I’m certain that I am not alone in wanting my favorite garden staples to be accessible year-round.
When I first started gardening, I would often pull our most consumed fruits and vegetables towards the end of the season, cut them up, and freeze them for later use. Unless you have access to a flash freezer (definitely not the case in our home), frozen vegetables have a shelf life of 8-10 months in your home freezer. This is a good deal of time to ensure that you have your garden favorites ready for you to use, no matter the season. But there’s a setback to this storage method: space. Freezer Space.

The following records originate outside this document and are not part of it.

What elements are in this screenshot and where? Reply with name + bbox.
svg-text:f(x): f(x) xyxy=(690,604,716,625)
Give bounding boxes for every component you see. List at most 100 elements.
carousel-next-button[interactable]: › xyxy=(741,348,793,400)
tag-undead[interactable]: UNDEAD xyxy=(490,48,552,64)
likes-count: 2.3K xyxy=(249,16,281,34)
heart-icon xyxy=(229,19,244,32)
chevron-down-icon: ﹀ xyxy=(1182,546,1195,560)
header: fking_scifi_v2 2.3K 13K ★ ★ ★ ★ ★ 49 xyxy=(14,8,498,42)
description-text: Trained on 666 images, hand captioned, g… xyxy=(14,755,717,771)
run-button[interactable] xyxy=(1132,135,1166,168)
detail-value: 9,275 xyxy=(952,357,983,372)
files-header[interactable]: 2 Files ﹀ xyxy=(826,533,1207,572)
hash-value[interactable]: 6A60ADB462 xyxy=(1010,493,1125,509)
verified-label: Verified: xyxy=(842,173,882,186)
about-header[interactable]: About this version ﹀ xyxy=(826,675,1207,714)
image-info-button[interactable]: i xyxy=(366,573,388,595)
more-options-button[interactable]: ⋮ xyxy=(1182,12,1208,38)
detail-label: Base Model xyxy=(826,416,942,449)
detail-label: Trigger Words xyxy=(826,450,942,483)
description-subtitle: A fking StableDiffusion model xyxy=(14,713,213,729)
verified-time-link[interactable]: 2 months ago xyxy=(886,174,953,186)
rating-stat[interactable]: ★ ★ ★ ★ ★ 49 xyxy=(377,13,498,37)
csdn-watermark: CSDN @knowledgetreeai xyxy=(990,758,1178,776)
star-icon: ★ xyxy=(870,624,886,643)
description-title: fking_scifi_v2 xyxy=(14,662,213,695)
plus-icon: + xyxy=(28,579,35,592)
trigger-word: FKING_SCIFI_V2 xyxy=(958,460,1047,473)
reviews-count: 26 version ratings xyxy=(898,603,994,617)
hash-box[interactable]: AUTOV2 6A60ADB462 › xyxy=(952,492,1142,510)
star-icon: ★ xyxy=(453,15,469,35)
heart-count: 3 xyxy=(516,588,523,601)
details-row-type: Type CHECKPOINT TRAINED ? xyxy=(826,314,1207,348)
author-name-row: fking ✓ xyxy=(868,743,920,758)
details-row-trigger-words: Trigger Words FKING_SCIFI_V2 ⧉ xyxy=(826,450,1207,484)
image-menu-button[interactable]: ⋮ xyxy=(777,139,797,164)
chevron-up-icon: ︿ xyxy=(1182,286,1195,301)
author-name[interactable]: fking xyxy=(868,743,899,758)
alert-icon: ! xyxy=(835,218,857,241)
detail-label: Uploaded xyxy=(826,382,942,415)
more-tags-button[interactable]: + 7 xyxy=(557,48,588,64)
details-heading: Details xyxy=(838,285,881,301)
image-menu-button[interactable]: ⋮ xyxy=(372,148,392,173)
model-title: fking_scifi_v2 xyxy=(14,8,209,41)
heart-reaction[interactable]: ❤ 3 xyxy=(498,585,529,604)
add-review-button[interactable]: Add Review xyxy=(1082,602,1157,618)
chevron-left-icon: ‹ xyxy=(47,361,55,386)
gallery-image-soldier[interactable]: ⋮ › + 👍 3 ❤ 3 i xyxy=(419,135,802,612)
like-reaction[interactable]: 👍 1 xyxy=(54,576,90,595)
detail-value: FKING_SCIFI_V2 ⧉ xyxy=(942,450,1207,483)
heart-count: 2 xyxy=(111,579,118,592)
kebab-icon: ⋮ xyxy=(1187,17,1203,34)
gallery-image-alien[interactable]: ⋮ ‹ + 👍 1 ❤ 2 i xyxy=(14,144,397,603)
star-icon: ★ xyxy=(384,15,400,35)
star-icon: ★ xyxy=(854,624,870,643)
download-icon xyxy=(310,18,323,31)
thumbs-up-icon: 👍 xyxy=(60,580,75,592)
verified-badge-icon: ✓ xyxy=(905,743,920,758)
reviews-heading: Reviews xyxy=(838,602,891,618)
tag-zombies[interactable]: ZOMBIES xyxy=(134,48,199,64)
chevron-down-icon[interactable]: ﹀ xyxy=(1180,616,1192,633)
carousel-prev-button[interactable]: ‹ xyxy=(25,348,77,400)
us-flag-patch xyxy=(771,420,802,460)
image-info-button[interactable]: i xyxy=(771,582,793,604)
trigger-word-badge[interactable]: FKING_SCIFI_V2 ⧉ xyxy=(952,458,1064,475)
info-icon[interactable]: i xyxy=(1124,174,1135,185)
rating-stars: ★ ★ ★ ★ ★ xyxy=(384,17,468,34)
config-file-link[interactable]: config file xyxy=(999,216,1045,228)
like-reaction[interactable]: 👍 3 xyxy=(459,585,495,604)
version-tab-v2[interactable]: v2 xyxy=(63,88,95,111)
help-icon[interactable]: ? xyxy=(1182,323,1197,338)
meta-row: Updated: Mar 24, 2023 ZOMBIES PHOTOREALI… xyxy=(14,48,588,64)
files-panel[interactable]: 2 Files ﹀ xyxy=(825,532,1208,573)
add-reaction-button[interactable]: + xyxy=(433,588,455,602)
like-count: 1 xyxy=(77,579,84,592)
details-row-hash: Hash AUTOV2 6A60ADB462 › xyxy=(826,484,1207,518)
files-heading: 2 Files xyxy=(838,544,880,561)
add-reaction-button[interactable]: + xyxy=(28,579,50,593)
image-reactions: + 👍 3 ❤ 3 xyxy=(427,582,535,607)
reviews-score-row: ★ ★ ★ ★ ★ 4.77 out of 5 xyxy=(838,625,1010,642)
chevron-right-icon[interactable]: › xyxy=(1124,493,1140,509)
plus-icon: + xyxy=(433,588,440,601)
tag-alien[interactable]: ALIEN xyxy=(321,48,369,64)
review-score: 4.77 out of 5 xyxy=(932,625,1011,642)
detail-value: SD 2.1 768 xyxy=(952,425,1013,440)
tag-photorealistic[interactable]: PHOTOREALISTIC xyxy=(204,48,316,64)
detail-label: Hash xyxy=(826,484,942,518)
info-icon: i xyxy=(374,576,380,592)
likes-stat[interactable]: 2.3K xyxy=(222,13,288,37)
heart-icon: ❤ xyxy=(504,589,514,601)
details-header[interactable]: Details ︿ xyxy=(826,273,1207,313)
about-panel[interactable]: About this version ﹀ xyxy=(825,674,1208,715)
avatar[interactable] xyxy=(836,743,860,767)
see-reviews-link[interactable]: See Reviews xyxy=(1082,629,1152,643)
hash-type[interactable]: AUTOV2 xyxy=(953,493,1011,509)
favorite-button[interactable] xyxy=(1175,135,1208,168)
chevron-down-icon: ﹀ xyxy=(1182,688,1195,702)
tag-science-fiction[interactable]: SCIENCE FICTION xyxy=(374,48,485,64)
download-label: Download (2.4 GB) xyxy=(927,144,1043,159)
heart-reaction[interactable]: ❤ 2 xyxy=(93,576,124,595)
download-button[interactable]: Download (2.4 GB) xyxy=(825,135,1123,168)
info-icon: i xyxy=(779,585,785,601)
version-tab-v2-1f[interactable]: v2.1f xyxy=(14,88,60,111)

Many homesteaders have a deep freezer, but that is not the case in our home. We like to limit our electricity consumption as much as possible, and having a deep freezer on top of our refrigerator and freezer combo wasn’t an option for us. But then I discovered dehydrating fruits and vegetables for long time storage.
One afternoon while having lunch with neighbors on their farm, I was surprised to see zucchini used in their dish. It was the beginning of spring!
Our talented chef for the day mentioned halfway through the meal that the zucchini used in the dish were rehydrated. And at that moment, dehydrating fever took over me and has been raging for over four years now.
There are so many things you can dehydrate for long-term storage, and these are just a few of my favorites.
Most of us buy our beans dried and rehydrate them when we’re ready to use them, so why not do it yourself! On our property, we dehydrate our favorites to eat year-round; black beans, fava beans, and chickpeas! I prefer to place the beans to soak in cold water before going to bed so that they are ready to use the next morning.
Although it took patience and ongoing battles against slugs, we have a pretty impressive Strawberry patch that gives us perfect, juicy berries from late spring through summer. We’re also proud of our patch of raspberry and blueberry bushes. We slice strawberries before dehydrating them and dehydrate the raspberries and blueberries whole. We then use them year-round in oatmeal, cakes, and granola/cereal. It keeps the kids happy!
Although we’re working on the amount of corn we grow in our garden, we’re able to store a sufficient amount to add to dishes throughout the winter. What I love most about dehydrated corn is that I can use it for our hearty winter soups and rice dishes without rehydrating it before cooking. It goes straight into the pot!
In addition to growing shitake mushrooms on our property, we live in southern Burgundy, France, surrounded by lush wild forests. We take many walks through the forest every fall and spring, foraging for our favorite Funghi; Morels, Porcini (and other Boletus family members), and Chicken of the Woods. They all end up tossed in the dehydrator or in autumn, strung up high above the fireplace to dry out.
Tomatoes are a year-round must! Of course, we end up making large batches of tomato coulis to jar and use throughout the year, but we love having an abundance of dried tomatoes to use throughout the year too. Some tomatoes are dried in the sun during the summer; other times, we dry our tomatoes in the dehydrator or on our woodstove. They are all then thrown into large jars and kept in the pantry. We slightly hydrate tomatoes to make jars of marinated dry tomatoes to use in salads and to give as gifts. The tomatoes are great to add to soups and rice dishes as well.
Like strawberries, we slice our apples during peak season and dehydrate them for later use in our morning oatmeal. I’m also a fan of dehydrated apple rings as snacks for the family, or rehydrating for use in an apple pie or tart.
Beets are one of the only vegetables that we dehydrate that we do not intend to rehydrate for later use. We love beet chips, and we dehydrate our beets and season them in various flavors. If stored in air-tight containers, our beet chips keep their crisp for several months.
Much like corn, we love dehydrating green peas for their ease of use throughout the year. Green peas rehydrate rather quickly, and being one of our children’s favorite vegetables, we find ourselves digging into our green pea stock more than every other vegetable on this list.
We use cauliflower in various ways, but we dehydrate cauliflower to use mostly in soups and purées throughout the year. After a twenty to thirty-minute soak, our sliced and dried cauliflowers are ready for us to cook and season.
As mentioned above, zucchini is the vegetable that introduced me to dehydrating food for storage. Like many gardeners, zucchini is a household favorite, and our plants give much more than we can keep up with. After our usual “zucchini gifting” tradition at the end of summer, we slice and dehydrate loads of zucchini to use in sautées, soups, purées, and to make my personal favorite: zucchini bread.
The rules for rehydrating your dehydrated foods are pretty simple: if a dish you are cooking does not allow for you to simply add your dehydrated fruits or vegetables directly to what’s on the heat, it’s best to rehydrate your goods in cold water.
Apart from beans, the items on this list are ready for use after a twenty to forty-five-minute soak.
When it comes to storage, remember to keep your items in air-tight containers that are kept in a cool, dry space.
My personal dehydrating project has now moved on to drying herbs and flowers to make my own tea blends and making my own jerky! Our list of dehydrated goods grows longer every year!